Queda de Dilma Rousseff põe o populismo e a corrupção no centro das preocupações nacionais
O PT nunca se sentiu tão poderoso como em 2010. Naquele ano, o presidente Lula terminava seu segundo mandato como recordista de popularidade e lançava a candidatura de Dilma Rousseff à Presidência da República. Havia dois objetivos. A curto prazo, a eleição da primeira mulher pelas mãos do primeiro representante genuinamente popular a chegar ao posto. Um simbolismo caro à esquerda. A longo prazo, comandar o país por pelo menos vinte anos, justamente a meta traçada anteriormente, e não alcançada, pelo PSDB. Entre os aliados de Lula e Dilma, havia até quem trabalhasse com horizontes mais ambiciosos. O ministro de Comunicação Social, Franklin Martins, dizia que “o ciclo virtuoso de crescimento com inclusão social” renderia frutos duradouros. Festejada na propaganda oficial, a nova classe média, dínamo do crescimento de 7,5% em 2010, despejaria votos nos petistas por anos a fio, talvez décadas: oito anos de Lula, oito anos de Dilma, a volta de Lula, a consagração de Fernando Haddad… O roteiro estava traçado. Nele, eternizar-se no poder não era mera figura de linguagem.
Na quarta-feira passada, esse enredo foi dramaticamente abreviado. Por 61 votos a 20, os senadores aprovaram o impeachment de Dilma e encerraram um período de treze anos de governo do PT, atendendo ao clamor de milhões de brasileiros que foram às ruas em manifestações históricas. A sentença apareceu no painel eletrônico do plenário às 13h35. Uma hora depois, o senador Vicentinho Alves (PR-TO), primeiro-secretário do Senado, chegou ao Palácio da Alvorada para notificar Dilma de que ela se tornara o segundo presidente a ter o mandato cassado desde a redemocratização. Na recepção, um segurança orientou Alves, que votou a favor do impedimento, a estacionar na garagem, “um lugar mais discreto”. O ex-ministro Jaques Wagner, encarregado de recepcioná-lo, pediu para ver o ofício. “É melhor eu ir sozinho para evitar atrito com o nosso pessoal que está lá com ela”, disse. Alves explicou que não seria possível. Dez minutos depois, ele foi autorizado a entrar. Dilma assinou o documento com um ar de indiferença. Eram 15h05 quando ela atestou o óbito do ambicioso plano de hegemonia política do PT. Um plano que, desde a chegada do partido ao Planalto, estava assentado num pecado original, que não foi inventado pelo PT, não foi implantado pelo PT, mas foi executado com rigor e método nunca antes vistos neste país: a corrupção da classe política com recursos públicos.
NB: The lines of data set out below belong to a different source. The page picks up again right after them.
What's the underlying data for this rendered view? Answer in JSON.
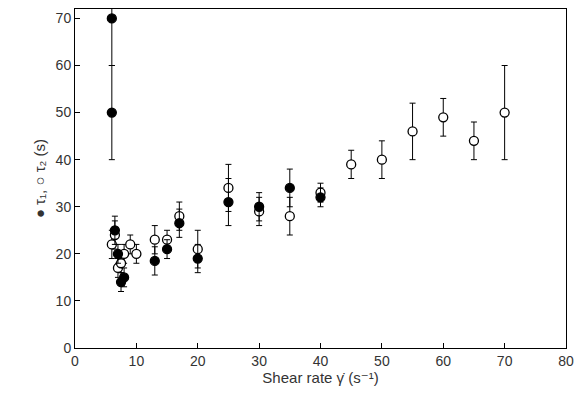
{
  "chart_data": {
    "type": "scatter",
    "x_label": "Shear rate γ̇ (s⁻¹)",
    "y_label": "● τ₁, ○ τ₂ (s)",
    "xlim": [
      0,
      80
    ],
    "xticks": [
      0,
      10,
      20,
      30,
      40,
      50,
      60,
      70,
      80
    ],
    "ylim": [
      0,
      72
    ],
    "yticks": [
      0,
      10,
      20,
      30,
      40,
      50,
      60,
      70
    ],
    "grid": false,
    "series": [
      {
        "name": "τ₂",
        "color": "#000000",
        "marker": "open-circle",
        "x": [
          6,
          6.5,
          7,
          7.5,
          8,
          9,
          10,
          13,
          15,
          17,
          20,
          25,
          30,
          35,
          40,
          45,
          50,
          55,
          60,
          65,
          70
        ],
        "values": [
          22,
          24,
          17,
          18,
          20,
          22,
          20,
          23,
          23,
          28,
          21,
          34,
          29,
          28,
          33,
          39,
          40,
          46,
          49,
          44,
          50
        ],
        "errors": [
          3,
          3,
          2,
          2,
          2,
          2,
          2,
          3,
          2,
          3,
          4,
          5,
          3,
          4,
          2,
          3,
          4,
          6,
          4,
          4,
          10
        ]
      },
      {
        "name": "τ₁",
        "color": "#000000",
        "marker": "filled-circle",
        "x": [
          6,
          6,
          6.5,
          7,
          7.5,
          8,
          13,
          15,
          17,
          20,
          25,
          30,
          35,
          40
        ],
        "values": [
          70,
          50,
          25,
          20,
          14,
          15,
          18.5,
          21,
          26.5,
          19,
          31,
          30,
          34,
          32
        ],
        "errors": [
          10,
          10,
          3,
          2,
          2,
          2,
          3,
          2,
          3,
          3,
          5,
          3,
          4,
          2
        ]
      }
    ]
  }
}
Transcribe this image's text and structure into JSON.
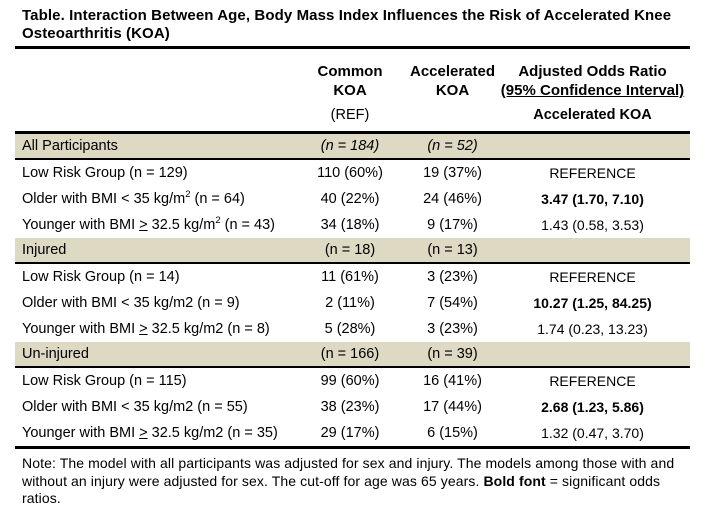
{
  "title": {
    "line1": "Table. Interaction Between Age, Body Mass Index Influences the Risk of Accelerated Knee",
    "line2": "Osteoarthritis (KOA)"
  },
  "table": {
    "header": {
      "common": [
        "Common",
        "KOA"
      ],
      "accelerated": [
        "Accelerated",
        "KOA"
      ],
      "adjusted": [
        "Adjusted Odds Ratio",
        "(95% Confidence Interval)"
      ],
      "ref": "(REF)",
      "sub_accelerated": "Accelerated KOA"
    },
    "rows": [
      {
        "label": [
          {
            "t": "All Participants"
          }
        ],
        "c2": [
          {
            "t": "(n = 184)",
            "s": "i"
          }
        ],
        "c3": [
          {
            "t": "(n = 52)",
            "s": "i"
          }
        ],
        "c4": []
      },
      {
        "label": [
          {
            "t": "Low Risk Group (n = 129)"
          }
        ],
        "c2": [
          {
            "t": "110 (60%)"
          }
        ],
        "c3": [
          {
            "t": "19 (37%)"
          }
        ],
        "c4": [
          {
            "t": "REFERENCE"
          }
        ]
      },
      {
        "label": [
          {
            "t": "Older with BMI < 35 kg/m"
          },
          {
            "t": "2",
            "s": "sup"
          },
          {
            "t": " (n = 64)"
          }
        ],
        "c2": [
          {
            "t": "40 (22%)"
          }
        ],
        "c3": [
          {
            "t": "24 (46%)"
          }
        ],
        "c4": [
          {
            "t": "3.47 (1.70, 7.10)",
            "s": "b"
          }
        ]
      },
      {
        "label": [
          {
            "t": "Younger with BMI "
          },
          {
            "t": ">",
            "s": "u"
          },
          {
            "t": " 32.5 kg/m"
          },
          {
            "t": "2",
            "s": "sup"
          },
          {
            "t": " (n = 43)"
          }
        ],
        "c2": [
          {
            "t": "34 (18%)"
          }
        ],
        "c3": [
          {
            "t": "9 (17%)"
          }
        ],
        "c4": [
          {
            "t": "1.43 (0.58, 3.53)"
          }
        ]
      },
      {
        "label": [
          {
            "t": "Injured"
          }
        ],
        "c2": [
          {
            "t": "(n = 18)"
          }
        ],
        "c3": [
          {
            "t": "(n = 13)"
          }
        ],
        "c4": []
      },
      {
        "label": [
          {
            "t": "Low Risk Group (n = 14)"
          }
        ],
        "c2": [
          {
            "t": "11 (61%)"
          }
        ],
        "c3": [
          {
            "t": "3 (23%)"
          }
        ],
        "c4": [
          {
            "t": "REFERENCE"
          }
        ]
      },
      {
        "label": [
          {
            "t": "Older with BMI < 35 kg/m2 (n = 9)"
          }
        ],
        "c2": [
          {
            "t": "2 (11%)"
          }
        ],
        "c3": [
          {
            "t": "7 (54%)"
          }
        ],
        "c4": [
          {
            "t": "10.27 (1.25, 84.25)",
            "s": "b"
          }
        ]
      },
      {
        "label": [
          {
            "t": "Younger with BMI "
          },
          {
            "t": ">",
            "s": "u"
          },
          {
            "t": " 32.5 kg/m2 (n = 8)"
          }
        ],
        "c2": [
          {
            "t": "5 (28%)"
          }
        ],
        "c3": [
          {
            "t": "3 (23%)"
          }
        ],
        "c4": [
          {
            "t": "1.74 (0.23, 13.23)"
          }
        ]
      },
      {
        "label": [
          {
            "t": "Un-injured"
          }
        ],
        "c2": [
          {
            "t": "(n = 166)"
          }
        ],
        "c3": [
          {
            "t": "(n = 39)"
          }
        ],
        "c4": []
      },
      {
        "label": [
          {
            "t": "Low Risk Group (n = 115)"
          }
        ],
        "c2": [
          {
            "t": "99 (60%)"
          }
        ],
        "c3": [
          {
            "t": "16 (41%)"
          }
        ],
        "c4": [
          {
            "t": "REFERENCE"
          }
        ]
      },
      {
        "label": [
          {
            "t": "Older with BMI < 35 kg/m2 (n = 55)"
          }
        ],
        "c2": [
          {
            "t": "38 (23%)"
          }
        ],
        "c3": [
          {
            "t": "17 (44%)"
          }
        ],
        "c4": [
          {
            "t": "2.68 (1.23, 5.86)",
            "s": "b"
          }
        ]
      },
      {
        "label": [
          {
            "t": "Younger with BMI "
          },
          {
            "t": ">",
            "s": "u"
          },
          {
            "t": " 32.5 kg/m2 (n = 35)"
          }
        ],
        "c2": [
          {
            "t": "29 (17%)"
          }
        ],
        "c3": [
          {
            "t": "6 (15%)"
          }
        ],
        "c4": [
          {
            "t": "1.32 (0.47, 3.70)"
          }
        ]
      }
    ]
  },
  "note": {
    "parts": [
      {
        "t": "Note: The model with all participants was adjusted for sex and injury. The models among those with and without an injury were adjusted for sex. The cut-off for age was 65 years. "
      },
      {
        "t": "Bold font",
        "s": "b"
      },
      {
        "t": " = significant odds ratios."
      }
    ]
  },
  "colors": {
    "section_row_bg": "#DDD9C3",
    "rule": "#000000",
    "text": "#000000",
    "background": "#FFFFFF"
  }
}
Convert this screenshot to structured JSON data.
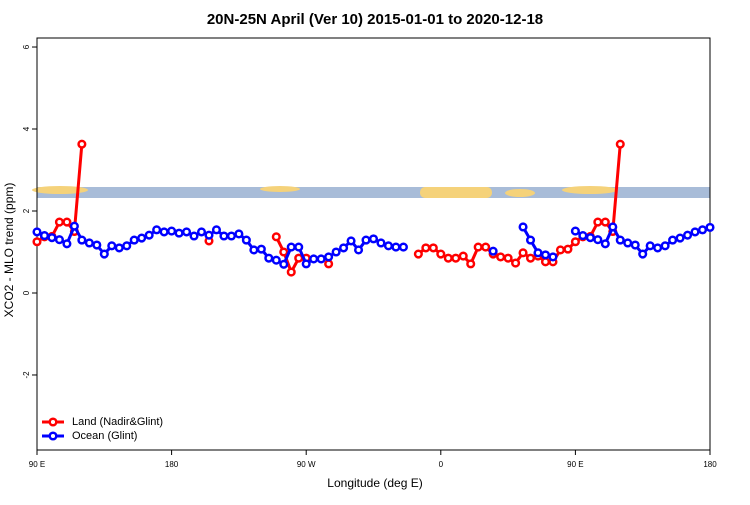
{
  "chart_data": {
    "type": "line",
    "title": "20N-25N April (Ver 10)   2015-01-01 to 2020-12-18",
    "xlabel": "Longitude (deg E)",
    "ylabel": "XCO2 - MLO trend (ppm)",
    "x": [
      90,
      95,
      100,
      105,
      110,
      115,
      120,
      125,
      130,
      135,
      140,
      145,
      150,
      155,
      160,
      165,
      170,
      175,
      180,
      185,
      190,
      195,
      200,
      205,
      210,
      215,
      220,
      225,
      230,
      235,
      240,
      245,
      250,
      255,
      260,
      265,
      270,
      275,
      280,
      285,
      290,
      295,
      300,
      305,
      310,
      315,
      320,
      325,
      330,
      335,
      340,
      345,
      350,
      355,
      360,
      365,
      370,
      375,
      380,
      385,
      390,
      395,
      400,
      405,
      410,
      415,
      420,
      425,
      430,
      435,
      440,
      445,
      450,
      455,
      460,
      465,
      470,
      475,
      480,
      485,
      490,
      495,
      500,
      505,
      510,
      515,
      520,
      525,
      530,
      535,
      540
    ],
    "xlim": [
      90,
      540
    ],
    "xticks": [
      {
        "value": 90,
        "label": "90 E"
      },
      180,
      {
        "value": 270,
        "label": "90 W"
      },
      {
        "value": 360,
        "label": "0"
      },
      {
        "value": 450,
        "label": "90 E"
      },
      {
        "value": 540,
        "label": "180"
      }
    ],
    "ylim": [
      -3.83,
      6.22
    ],
    "yticks": [
      -2,
      0,
      2,
      4,
      6
    ],
    "legend": "bottomleft",
    "series": [
      {
        "name": "Land (Nadir&Glint)",
        "color": "#ff0000",
        "values": [
          1.25,
          1.37,
          1.38,
          1.73,
          1.73,
          1.5,
          3.63,
          null,
          null,
          null,
          null,
          null,
          null,
          null,
          null,
          null,
          null,
          null,
          null,
          null,
          null,
          null,
          null,
          1.27,
          null,
          null,
          null,
          null,
          null,
          null,
          null,
          null,
          1.37,
          1.0,
          0.51,
          0.85,
          0.85,
          null,
          null,
          0.71,
          null,
          null,
          null,
          null,
          null,
          null,
          null,
          null,
          null,
          null,
          null,
          0.95,
          1.1,
          1.1,
          0.95,
          0.85,
          0.85,
          0.9,
          0.71,
          1.12,
          1.12,
          0.95,
          0.88,
          0.85,
          0.73,
          0.98,
          0.85,
          0.9,
          0.76,
          0.76,
          1.05,
          1.07,
          1.25,
          1.37,
          1.38,
          1.73,
          1.73,
          1.5,
          3.63,
          null,
          null,
          null,
          null,
          null,
          null,
          null,
          null,
          null,
          null,
          null,
          null
        ]
      },
      {
        "name": "Ocean (Glint)",
        "color": "#0000ff",
        "values": [
          1.49,
          1.4,
          1.35,
          1.3,
          1.2,
          1.63,
          1.29,
          1.22,
          1.17,
          0.95,
          1.15,
          1.1,
          1.15,
          1.29,
          1.34,
          1.41,
          1.54,
          1.49,
          1.51,
          1.46,
          1.49,
          1.39,
          1.49,
          1.41,
          1.54,
          1.39,
          1.39,
          1.44,
          1.29,
          1.05,
          1.07,
          0.85,
          0.8,
          0.7,
          1.12,
          1.12,
          0.71,
          0.83,
          0.83,
          0.88,
          1.0,
          1.1,
          1.27,
          1.05,
          1.29,
          1.32,
          1.22,
          1.15,
          1.12,
          1.12,
          null,
          null,
          null,
          null,
          null,
          null,
          null,
          null,
          null,
          null,
          null,
          1.02,
          null,
          null,
          null,
          1.61,
          1.29,
          0.98,
          0.93,
          0.88,
          null,
          null,
          1.51,
          1.4,
          1.35,
          1.3,
          1.2,
          1.61,
          1.29,
          1.22,
          1.17,
          0.95,
          1.15,
          1.1,
          1.15,
          1.29,
          1.34,
          1.41,
          1.49,
          1.54,
          1.6
        ]
      }
    ]
  }
}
Em 2005, VEJA mostrou um funcionário dos Correios recebendo propina. A estatal era fatiada entre PT, PMDB e PTB. Cada partido controlava uma diretoria, recolhendo dinheiro sujo em sua área. A verba subornava parlamentares no Congresso. Era o mensalão. “O governo acabou”, sentenciou José Dirceu, o então poderoso chefe da Casa Civil, preocupado com os desdobramentos do caso. Dirceu, dirigentes partidários, deputados e empresários foram condenados à prisão. Mas o governo sobreviveu. Lula declarou-se traído e inocente, de nada sabia. Reelegeu-se em 2006, fez um governo aplaudido pelo eleitorado e ajudou Dilma a conquistar dois mandatos. Seu plano era voltar a comandar o país em 2018 e permanecer no posto até 2026. O obstáculo essencial, agora, está no avanço inexorável da Lava-Jato. Deflagrada em 2014, a operação descobriu um esquema de corrupção montado nos mesmos moldes do mensalão, só que 200 vezes maior em volume de dinheiro roubado. Outra diferença: a investigação, pelo menos até aqui, não tem poupado ninguém.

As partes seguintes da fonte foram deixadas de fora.